- Born: Hugh Reginald Brentnall Pelham 26 August 1954 (age 71)
- Education: Marlborough College
- Alma mater: University of Cambridge (BA, MA, PhD);
- Spouse: Mariann Bienz ​(m. 1996)​
- Awards: Knight Bachelor (2011); Florey Lecture (1992); Croonian Medal and Lecture (1999); King Faisal International Prize (1996); Louis-Jeantet Prize for Medicine (1991); EMBO Gold Medal (1989); Colworth Medal (1988);
- Scientific career
- Fields: Cell biology; Biochemistry; Molecular biology;
- Institutions: Laboratory of Molecular Biology; University of Zurich; Carnegie Institution of Washington–Baltimore;
- Thesis: Transcription and Translation in Reticulocyte Lysates (1978)
- Doctoral advisor: Tim Hunt; Richard J. Jackson;
- Doctoral students: Sean Munro; Peter Karl Sorger;
- Website: www2.mrc-lmb.cam.ac.uk/group-leaders/emeritus/hugh-pelham/

= Hugh Pelham =

British cell biologist

Sir Hugh Reginald Brentnall Pelham, (born 26 August 1954) is a cell biologist who has contributed to our understanding of the body's response to rises in temperature through the synthesis of heat shock proteins. He served as director of the Medical Research Council (MRC) Laboratory of Molecular Biology (LMB) between 2006 and 2018.

==Education==
Pelham was educated at Marlborough College in Marlborough, Wiltshire and Christ's College, Cambridge. He graduated with a Master of Arts degree in Natural Sciences followed by a PhD for research on transcription and translation in immature blood cells (Reticulocytes). His PhD was supervised by Richard J. Jackson and Tim Hunt, who went on to receive the Nobel Prize in Physiology or Medicine in 2001.

==Career and research==
Pelham is an authority on the movement of proteins within cells. Pelhams's work has explained how some proteins can protect cells from damage. He has also shown how cells remove damaged or unwanted proteins – vital for maintaining their healthy functioning.

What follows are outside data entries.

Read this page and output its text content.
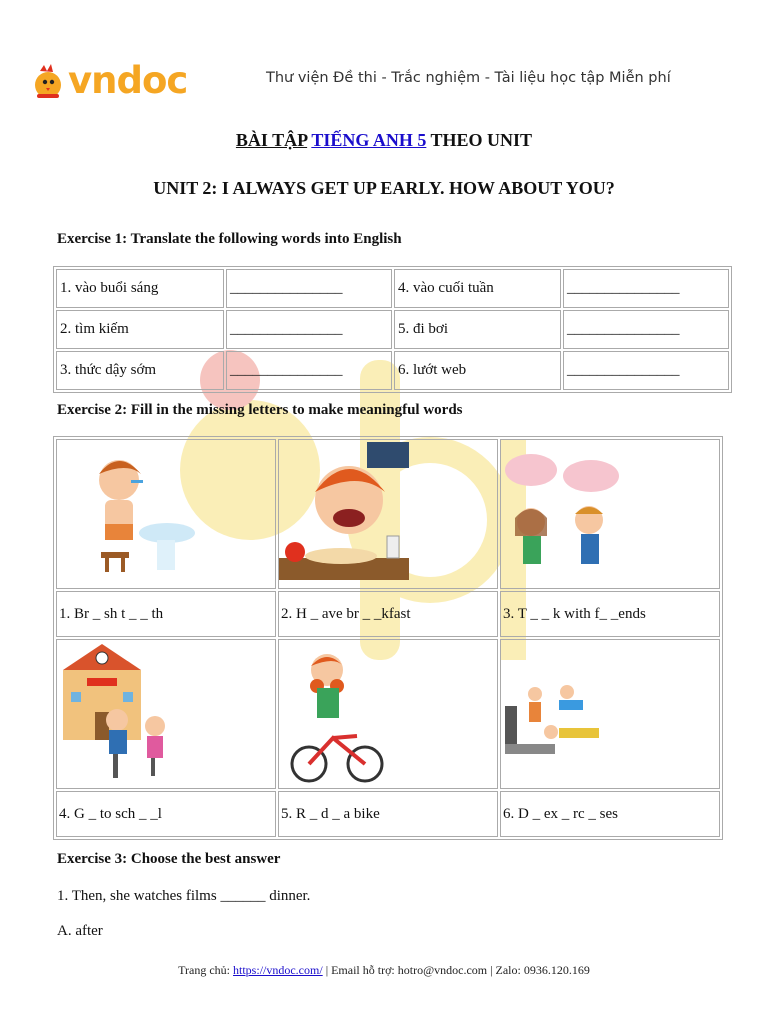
vndoc	Thư viện Đề thi - Trắc nghiệm - Tài liệu học tập Miễn phí
BÀI TẬP TIẾNG ANH 5 THEO UNIT
UNIT 2: I ALWAYS GET UP EARLY. HOW ABOUT YOU?
Exercise 1: Translate the following words into English
1. vào buổi sáng	_______________	4. vào cuối tuần	_______________
2. tìm kiếm	_______________	5. đi bơi	_______________
3. thức dậy sớm	_______________	6. lướt web	_______________
Exercise 2: Fill in the missing letters to make meaningful words

1. Br _ sh t _ _ th	2. H _ ave br _ _kfast	3. T _ _ k with f_ _ends

4. G _ to sch _ _l	5. R _ d _ a bike	6. D _ ex _ rc _ ses
Exercise 3: Choose the best answer
1. Then, she watches films ______ dinner.
A. after
Trang chủ: https://vndoc.com/ | Email hỗ trợ: hotro@vndoc.com | Zalo: 0936.120.169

More recently, his research investigates how proteins are modified and sorted to their correct places within cells and aims to find ways of blocking these processes.

Pelham has been a visiting professor at the University of Zurich and held many posts at the Laboratory of Molecular Biology in Cambridge, where he succeeded Richard Henderson to become the LMB's Director in 2006. He has been an Honorary Professor of Molecular Biology at the University of Cambridge since 2015.

===Awards and honours===
Pelham was knighted by Elizabeth II in the 2011 Birthday Honours and elected a Fellow of the Royal Society (FRS) in 1988. His certificate of election reads:

Pelham gave the Florey Lecture in 1992, was elected a Fellow of the Academy of Medical Sciences (FMedSci) in 1998. In 1999 he gave the Croonian Lecture and he was awarded the King Faisal International Prize in 1996. He won the Louis-Jeantet Prize for Medicine in 1991 and the EMBO Gold Medal in 1989. He was awarded the Colworth Medal from the Biochemical Society in 1988 and elected a member of the European Molecular Biology Organization (EMBO) in 1985.